Daech, les enfants fantômes
mercredi 15/mars/2023 - 03:13
Le monde en face, présenté par Mélanie Taravant, propose un nouveau documentaire exceptionnel, Daech, les enfants fantômes, écrit et réalisé par Hélène Lam Trong.
« L'enfant doit, en toutes circonstances, être parmi les premiers à recevoir protection et secours. »
Déclaration des droits de l'enfant, principe n° 8.
Jamais les filles et fils de criminels n’avaient été punis au même titre que leurs parents : les enfants des djihadistes de Daech sont un cas d’école. Depuis 2019, environ 500 enfants français ont grandi dans des prisons à ciel ouvert, au mépris total de toutes les lois de protection de l’enfance. Ce documentaire retrace cinq années de revirements et de dénis de la part des autorités françaises ; cinq années d’immenses espoirs et de violentes déceptions pour leurs familles, restées en France, qui se battent pour leur rapatriement.
Au printemps 2023, plus d’une centaine d’enfants français survivent encore dans le dénuement et la violence des camps d’incarcération syriens.
Résumé
Emmenés de force par leurs parents de la France sur les terres de l’État islamique, nés sous les bombes de la coalition à Baghouz ou dans la poussière des camps de réfugiés, 500 enfants français sont les victimes collatérales de la radicalisation.
Malgré la reprise récente des opérations de rapatriement, une centaine d’entre eux sont toujours privés de liberté au nom des crimes commis par leurs parents, sacrifiée par l’État français qui se détourne de leur sort, en violation totale du droit international.
En janvier 2023, après cinq ans d’une indéchiffrable politique de « cas par cas », le Comité contre la torture de l’ONU condamnait la France pour son refus de rapatrier les familles.
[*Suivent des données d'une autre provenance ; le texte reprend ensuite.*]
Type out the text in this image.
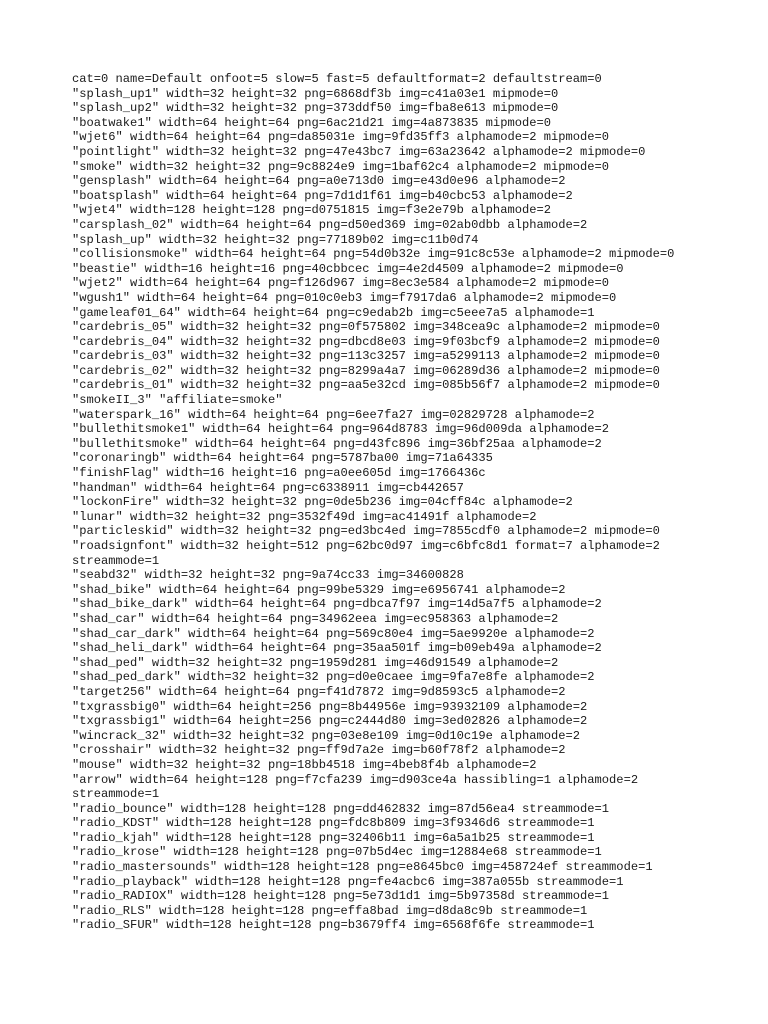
cat=0 name=Default onfoot=5 slow=5 fast=5 defaultformat=2 defaultstream=0
"splash_up1" width=32 height=32 png=6868df3b img=c41a03e1 mipmode=0
"splash_up2" width=32 height=32 png=373ddf50 img=fba8e613 mipmode=0
"boatwake1" width=64 height=64 png=6ac21d21 img=4a873835 mipmode=0
"wjet6" width=64 height=64 png=da85031e img=9fd35ff3 alphamode=2 mipmode=0
"pointlight" width=32 height=32 png=47e43bc7 img=63a23642 alphamode=2 mipmode=0
"smoke" width=32 height=32 png=9c8824e9 img=1baf62c4 alphamode=2 mipmode=0
"gensplash" width=64 height=64 png=a0e713d0 img=e43d0e96 alphamode=2
"boatsplash" width=64 height=64 png=7d1d1f61 img=b40cbc53 alphamode=2
"wjet4" width=128 height=128 png=d0751815 img=f3e2e79b alphamode=2
"carsplash_02" width=64 height=64 png=d50ed369 img=02ab0dbb alphamode=2
"splash_up" width=32 height=32 png=77189b02 img=c11b0d74
"collisionsmoke" width=64 height=64 png=54d0b32e img=91c8c53e alphamode=2 mipmode=0
"beastie" width=16 height=16 png=40cbbcec img=4e2d4509 alphamode=2 mipmode=0
"wjet2" width=64 height=64 png=f126d967 img=8ec3e584 alphamode=2 mipmode=0
"wgush1" width=64 height=64 png=010c0eb3 img=f7917da6 alphamode=2 mipmode=0
"gameleaf01_64" width=64 height=64 png=c9edab2b img=c5eee7a5 alphamode=1
"cardebris_05" width=32 height=32 png=0f575802 img=348cea9c alphamode=2 mipmode=0
"cardebris_04" width=32 height=32 png=dbcd8e03 img=9f03bcf9 alphamode=2 mipmode=0
"cardebris_03" width=32 height=32 png=113c3257 img=a5299113 alphamode=2 mipmode=0
"cardebris_02" width=32 height=32 png=8299a4a7 img=06289d36 alphamode=2 mipmode=0
"cardebris_01" width=32 height=32 png=aa5e32cd img=085b56f7 alphamode=2 mipmode=0
"smokeII_3" "affiliate=smoke"
"waterspark_16" width=64 height=64 png=6ee7fa27 img=02829728 alphamode=2
"bullethitsmoke1" width=64 height=64 png=964d8783 img=96d009da alphamode=2
"bullethitsmoke" width=64 height=64 png=d43fc896 img=36bf25aa alphamode=2
"coronaringb" width=64 height=64 png=5787ba00 img=71a64335
"finishFlag" width=16 height=16 png=a0ee605d img=1766436c
"handman" width=64 height=64 png=c6338911 img=cb442657
"lockonFire" width=32 height=32 png=0de5b236 img=04cff84c alphamode=2
"lunar" width=32 height=32 png=3532f49d img=ac41491f alphamode=2
"particleskid" width=32 height=32 png=ed3bc4ed img=7855cdf0 alphamode=2 mipmode=0
"roadsignfont" width=32 height=512 png=62bc0d97 img=c6bfc8d1 format=7 alphamode=2
streammode=1
"seabd32" width=32 height=32 png=9a74cc33 img=34600828
"shad_bike" width=64 height=64 png=99be5329 img=e6956741 alphamode=2
"shad_bike_dark" width=64 height=64 png=dbca7f97 img=14d5a7f5 alphamode=2
"shad_car" width=64 height=64 png=34962eea img=ec958363 alphamode=2
"shad_car_dark" width=64 height=64 png=569c80e4 img=5ae9920e alphamode=2
"shad_heli_dark" width=64 height=64 png=35aa501f img=b09eb49a alphamode=2
"shad_ped" width=32 height=32 png=1959d281 img=46d91549 alphamode=2
"shad_ped_dark" width=32 height=32 png=d0e0caee img=9fa7e8fe alphamode=2
"target256" width=64 height=64 png=f41d7872 img=9d8593c5 alphamode=2
"txgrassbig0" width=64 height=256 png=8b44956e img=93932109 alphamode=2
"txgrassbig1" width=64 height=256 png=c2444d80 img=3ed02826 alphamode=2
"wincrack_32" width=32 height=32 png=03e8e109 img=0d10c19e alphamode=2
"crosshair" width=32 height=32 png=ff9d7a2e img=b60f78f2 alphamode=2
"mouse" width=32 height=32 png=18bb4518 img=4beb8f4b alphamode=2
"arrow" width=64 height=128 png=f7cfa239 img=d903ce4a hassibling=1 alphamode=2
streammode=1
"radio_bounce" width=128 height=128 png=dd462832 img=87d56ea4 streammode=1
"radio_KDST" width=128 height=128 png=fdc8b809 img=3f9346d6 streammode=1
"radio_kjah" width=128 height=128 png=32406b11 img=6a5a1b25 streammode=1
"radio_krose" width=128 height=128 png=07b5d4ec img=12884e68 streammode=1
"radio_mastersounds" width=128 height=128 png=e8645bc0 img=458724ef streammode=1
"radio_playback" width=128 height=128 png=fe4acbc6 img=387a055b streammode=1
"radio_RADIOX" width=128 height=128 png=5e73d1d1 img=5b97358d streammode=1
"radio_RLS" width=128 height=128 png=effa8bad img=d8da8c9b streammode=1
"radio_SFUR" width=128 height=128 png=b3679ff4 img=6568f6fe streammode=1
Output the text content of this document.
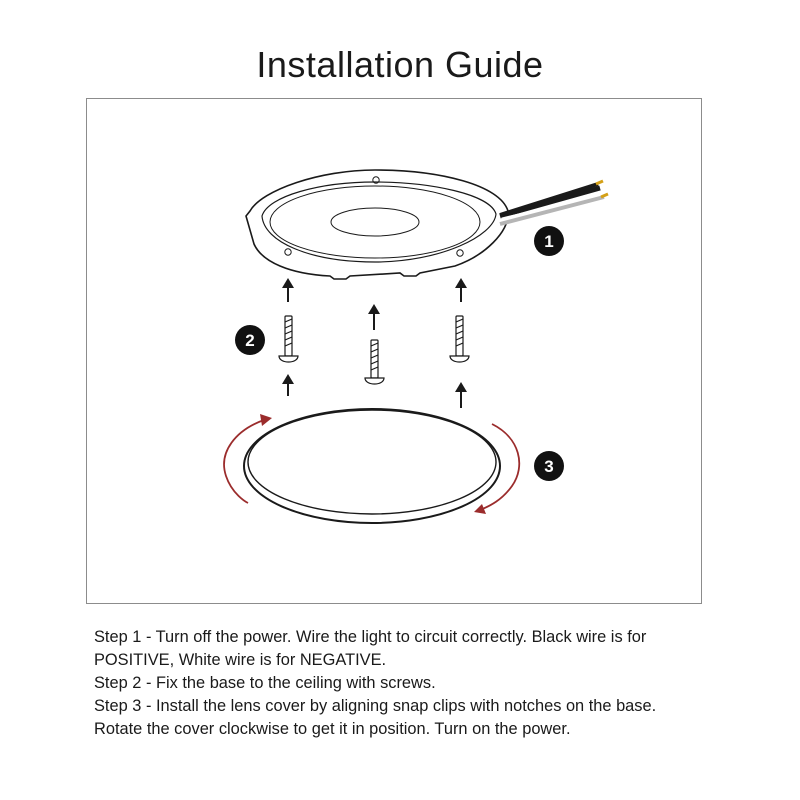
Installation Guide
1
2
3

Step 1 - Turn off the power. Wire the light to circuit correctly. Black wire is for

POSITIVE, White wire is for NEGATIVE.

Step 2 - Fix the base to the ceiling with screws.

Step 3 - Install the lens cover by aligning snap clips with notches on the base.

Rotate the cover clockwise to get it in position. Turn on the power.
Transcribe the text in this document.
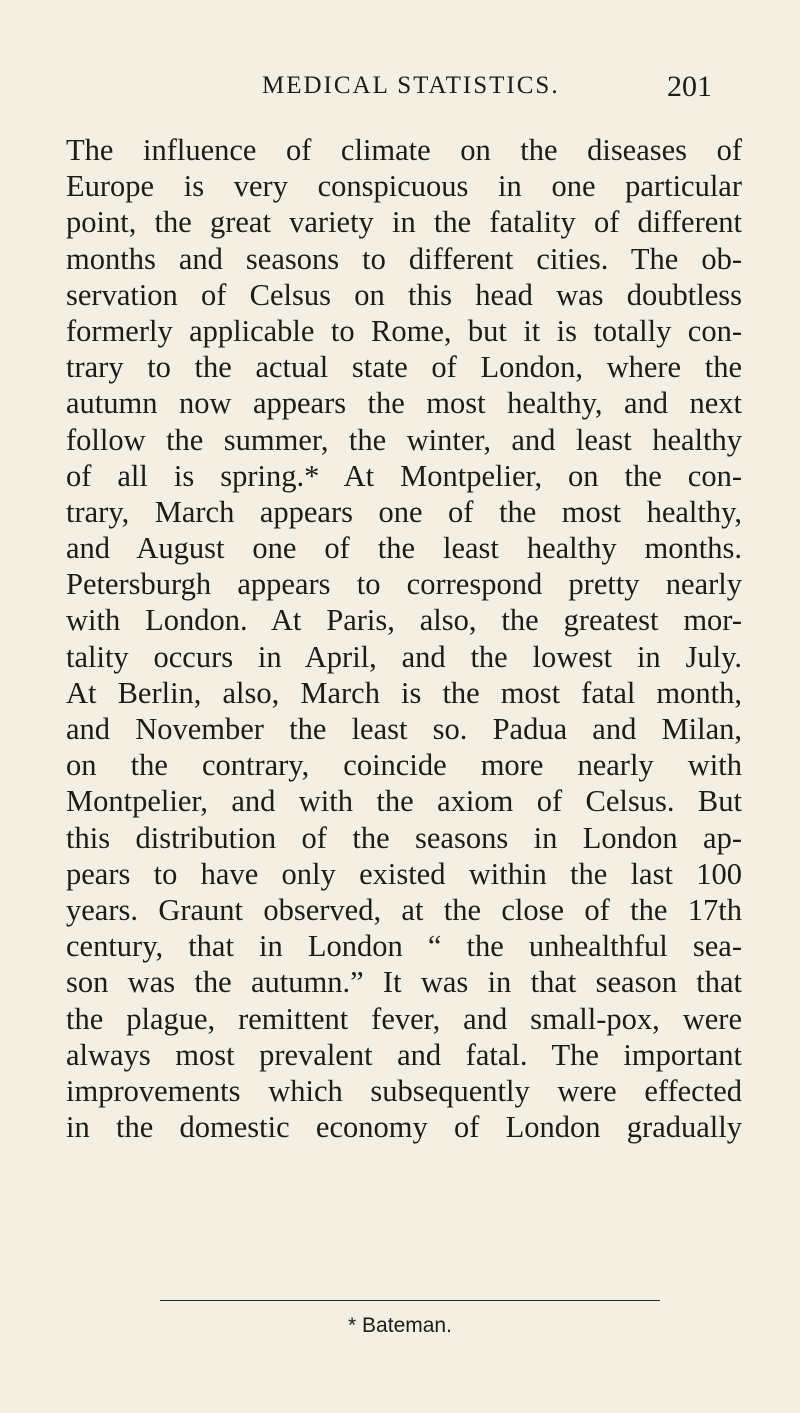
MEDICAL STATISTICS.	201
The influence of climate on the diseases of
Europe is very conspicuous in one particular
point, the great variety in the fatality of different
months and seasons to different cities. The ob-
servation of Celsus on this head was doubtless
formerly applicable to Rome, but it is totally con-
trary to the actual state of London, where the
autumn now appears the most healthy, and next
follow the summer, the winter, and least healthy
of all is spring.* At Montpelier, on the con-
trary, March appears one of the most healthy,
and August one of the least healthy months.
Petersburgh appears to correspond pretty nearly
with London. At Paris, also, the greatest mor-
tality occurs in April, and the lowest in July.
At Berlin, also, March is the most fatal month,
and November the least so. Padua and Milan,
on the contrary, coincide more nearly with
Montpelier, and with the axiom of Celsus. But
this distribution of the seasons in London ap-
pears to have only existed within the last 100
years. Graunt observed, at the close of the 17th
century, that in London “ the unhealthful sea-
son was the autumn.” It was in that season that
the plague, remittent fever, and small-pox, were
always most prevalent and fatal. The important
improvements which subsequently were effected
in the domestic economy of London gradually
* Bateman.
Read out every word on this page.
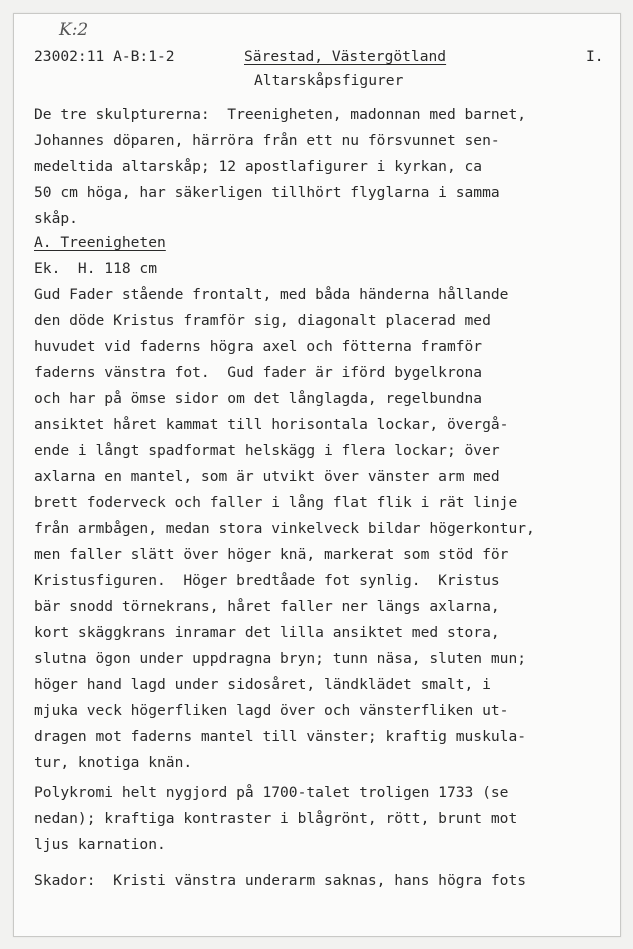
K:2
23002:11 A-B:1-2	Särestad, Västergötland	I.
Altarskåpsfigurer
De tre skulpturerna:  Treenigheten, madonnan med barnet,
Johannes döparen, härröra från ett nu försvunnet sen-
medeltida altarskåp; 12 apostlafigurer i kyrkan, ca
50 cm höga, har säkerligen tillhört flyglarna i samma
skåp.
A. Treenigheten
Ek.  H. 118 cm
Gud Fader stående frontalt, med båda händerna hållande
den döde Kristus framför sig, diagonalt placerad med
huvudet vid faderns högra axel och fötterna framför
faderns vänstra fot.  Gud fader är iförd bygelkrona
och har på ömse sidor om det långlagda, regelbundna
ansiktet håret kammat till horisontala lockar, övergå-
ende i långt spadformat helskägg i flera lockar; över
axlarna en mantel, som är utvikt över vänster arm med
brett foderveck och faller i lång flat flik i rät linje
från armbågen, medan stora vinkelveck bildar högerkontur,
men faller slätt över höger knä, markerat som stöd för
Kristusfiguren.  Höger bredtåade fot synlig.  Kristus
bär snodd törnekrans, håret faller ner längs axlarna,
kort skäggkrans inramar det lilla ansiktet med stora,
slutna ögon under uppdragna bryn; tunn näsa, sluten mun;
höger hand lagd under sidosåret, ländklädet smalt, i
mjuka veck högerfliken lagd över och vänsterfliken ut-
dragen mot faderns mantel till vänster; kraftig muskula-
tur, knotiga knän.
Polykromi helt nygjord på 1700-talet troligen 1733 (se
nedan); kraftiga kontraster i blågrönt, rött, brunt mot
ljus karnation.
Skador:  Kristi vänstra underarm saknas, hans högra fots
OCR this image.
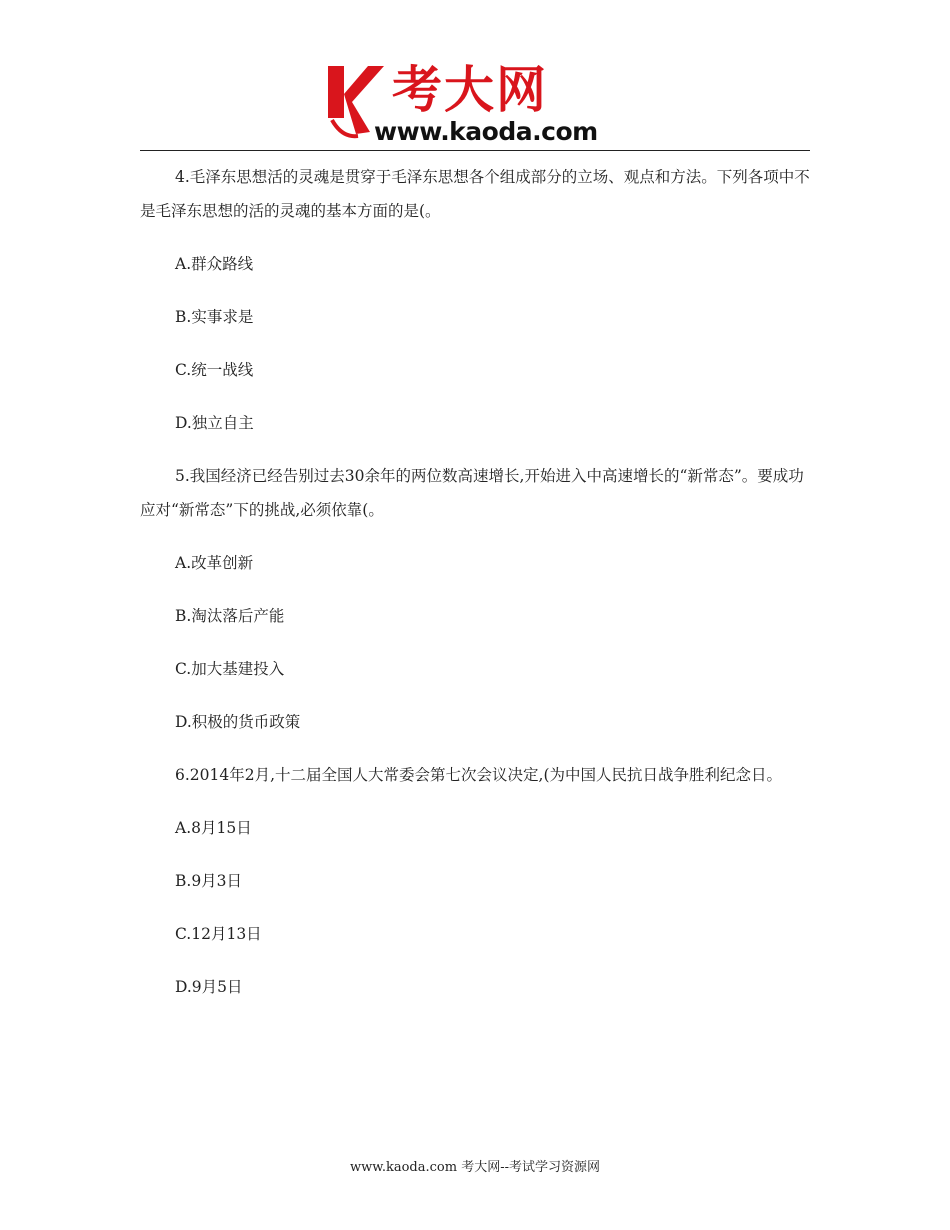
考大网
www.kaoda.com

4.毛泽东思想活的灵魂是贯穿于毛泽东思想各个组成部分的立场、观点和方法。下列各项中不是毛泽东思想的活的灵魂的基本方面的是(。

A.群众路线

B.实事求是

C.统一战线

D.独立自主

5.我国经济已经告别过去30余年的两位数高速增长,开始进入中高速增长的“新常态”。要成功应对“新常态”下的挑战,必须依靠(。

A.改革创新

B.淘汰落后产能

C.加大基建投入

D.积极的货币政策

6.2014年2月,十二届全国人大常委会第七次会议决定,(为中国人民抗日战争胜利纪念日。

A.8月15日

B.9月3日

C.12月13日

D.9月5日

www.kaoda.com 考大网--考试学习资源网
Un blâme de plus pour le gouvernement dans ce dossier, déjà condamné en 2022 par l’ONU pour la « violation du droit à la vie » des enfants des camps, et par la Cour européenne des Droits de l’Homme pour l'opacité des réponses apportées par l’État aux familles qui exigent le retour des mineurs.
Ces enfants ont pour seuls alliés leurs proches restés en France. Derrière l’avocate Marie Dosé, devenue le fer de lance du combat du « Collectif des Familles Unies », les familles réclament à corps et à cris leur rapatriement. Le droit s’accorde ici avec l’urgence humanitaire : pour ces mineurs, il n’y a pas d’autre alternative que le retour.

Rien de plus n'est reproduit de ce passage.